Once our LAVs start needing replacement we could replace them with the Griffin III (50mm cannon, APS, Switchblade Loitering Munitions) which by then might also be the US Army's Bradley replacement if GDLS wins that competition.

Of course GDLS is also makes the Abrams so perhaps GDLS in London could even be set up to do maintenance on our tank fleet if we go with the Abrams.

Nothing at all against the South Korean products....just see GDLS as being more politically sellable.
 

Furniture

Army.ca Veteran
Reaction score
2,295
Points
1,110
Well we do have a domestic armoured vehicle manufacturer in GDLS. Much more likely that the government would continue to pump money there rather than bring in a new "foreign" company.

I'm not sure if the issues with the AJAX platform are specific to the final design decision of the UK but the Griffin III platform (based on the ASCOD design used by the Spanish and Austrians...haven't heard of them having the same issues) is/was one of the offerings for the on-again/off-again Optionally Manned Fighting Vehicle (OMFV) program and the Griffin II is the vehicle selected for the US Army's Mobile Protected Firepower (MPF) platform.

MPF would give us a common structure to the US Stryker Brigades, we have lots of LAV variants available already for our missing capabilities (SHORAD, ATGM, even Microwave C-UAS in the Stryker Leonidis under development).

Once our LAVs start needing replacement we could replace them with the Griffin III (50mm cannon, APS, Switchblade Loitering Munitions) which by then might also be the US Army's Bradley replacement if GDLS wins that competition.

Of course GDLS is also makes the Abrams so perhaps GDLS in London could even be set up to do maintenance on our tank fleet if we go with the Abrams.

Nothing at all against the South Korean products....just see GDLS as being more politically sellable.
Except we have GLDS and we make none of those things, because it's not practical to make them in Canada. Why make an Abrams in Canada when you can buy off the American production line?

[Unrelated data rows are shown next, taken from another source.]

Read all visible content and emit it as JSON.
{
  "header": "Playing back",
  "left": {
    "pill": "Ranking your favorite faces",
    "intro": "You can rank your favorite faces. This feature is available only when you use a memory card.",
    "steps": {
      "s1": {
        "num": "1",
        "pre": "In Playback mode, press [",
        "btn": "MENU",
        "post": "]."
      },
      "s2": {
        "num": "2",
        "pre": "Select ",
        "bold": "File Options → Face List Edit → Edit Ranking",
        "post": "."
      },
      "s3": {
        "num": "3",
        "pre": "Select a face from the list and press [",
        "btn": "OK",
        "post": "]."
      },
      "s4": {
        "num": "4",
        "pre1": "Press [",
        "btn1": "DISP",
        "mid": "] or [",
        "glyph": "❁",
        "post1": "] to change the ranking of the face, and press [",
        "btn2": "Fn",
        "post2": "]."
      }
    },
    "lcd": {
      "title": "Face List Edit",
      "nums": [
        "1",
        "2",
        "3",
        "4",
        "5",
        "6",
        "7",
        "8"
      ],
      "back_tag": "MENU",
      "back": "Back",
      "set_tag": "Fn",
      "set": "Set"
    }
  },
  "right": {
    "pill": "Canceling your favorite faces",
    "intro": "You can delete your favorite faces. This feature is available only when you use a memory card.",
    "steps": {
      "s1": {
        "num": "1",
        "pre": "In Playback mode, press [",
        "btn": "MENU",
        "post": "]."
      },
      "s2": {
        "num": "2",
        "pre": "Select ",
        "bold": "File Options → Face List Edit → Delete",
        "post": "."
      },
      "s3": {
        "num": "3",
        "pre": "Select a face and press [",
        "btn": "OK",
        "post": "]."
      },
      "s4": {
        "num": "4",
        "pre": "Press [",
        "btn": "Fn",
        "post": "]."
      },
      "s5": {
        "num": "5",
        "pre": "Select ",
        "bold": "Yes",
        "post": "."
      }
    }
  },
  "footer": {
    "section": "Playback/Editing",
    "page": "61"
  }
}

The point of going Korean is to provide us with kit, while also providing Korea with a reliable source of kit if their own factoreis are impacted by war.

If Canadian factories aren't being bombed, American ones aren't. If American factories are being bombed, Canadian ones are as well...
 

GR66

Army.ca Veteran
Reaction score
1,786
Points
1,160
Except we have GLDS and we make none of those things, because it's not practical to make them in Canada. Why make an Abrams in Canada when you can buy off the American production line?

The point of going Korean is to provide us with kit, while also providing Korea with a reliable source of kit if their own factoreis are impacted by war.

If Canadian factories aren't being bombed, American ones aren't. If American factories are being bombed, Canadian ones are as well...
Hey, I'd love to have a factory come in and start pumping out K2's, K9's and K21's for us but sadly your above statement kind of proved my point. "we have GDLS and we make none of those things, because it's not practical to make them in Canada". If we have GDLS here already and they have products they could build if we ordered them but we don't order them (or even absolutely militarily necessary variants of the vehicle lines they
ARE already producing here both for us and for export) then what makes you think the GOC will suddenly see the light and bring in ANOTHER armoured vehicle builder and start ordering these types of vehicles from THEM instead?